More than two thirds of New Yorkers do not want Muslims to build an Islamic center near the site of the 9/11 attacks on Manhattan, although nearly all agree that they have the legal right, a poll said Friday.

The poll by Quinnipiac University showed 67 percent of voters across New York state want the mosque and community center to be moved further from Ground Zero than the currently proposed site two blocks away.

The poll found that 57 percent of respondents thought the project was "wrong," while 32 percent said it was "appropriate" -- with Republicans overwhelming opposed, by 90 percent, and Democrats split 50-34 percent.

However, 80 percent agreed the project was legally allowed to go ahead.

"Almost all New Yorkers agree that America's belief in freedom of religion gives Muslims the right to build the mosque," Maurice Carroll, director of the Quinnipiac University Polling Institute, said.

Debate over the mosque's future has become a volatile issue ahead of November 2 legislative and state elections.
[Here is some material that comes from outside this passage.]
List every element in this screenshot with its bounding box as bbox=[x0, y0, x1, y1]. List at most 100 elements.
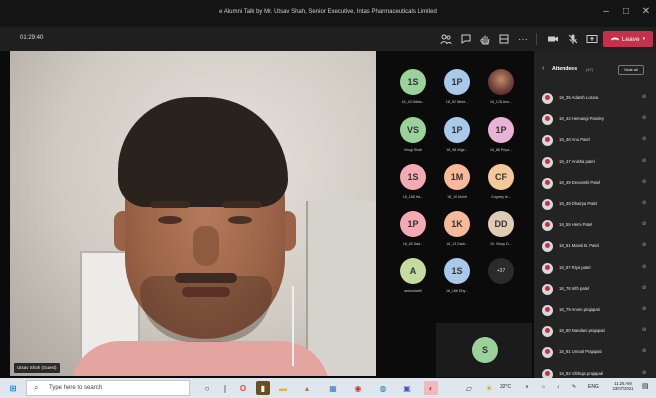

Opponents to the planned Islamic center near the site of the September 11, 2001 attacks say its presence there would be offensive to the memory of the 2,752 people killed in the World Trade Center by Islamist militants.

Critics on the right and in the increasingly influential Tea Party movement go further, claiming the positioning of a mosque so close to Ground Zero desecrates sacred ground and would celebrate terrorism.

The New York imam behind the project, Feisal Abdul Rauf, says he wants to create a showcase for moderate Muslims and promote post-9/11 healing between Americans as a whole and the often marginalized Muslim community.

New York's mayor, Michael Bloomberg, and President Barack Obama have spoken repeatedly in support of the right of Muslims to build a mosque where they please.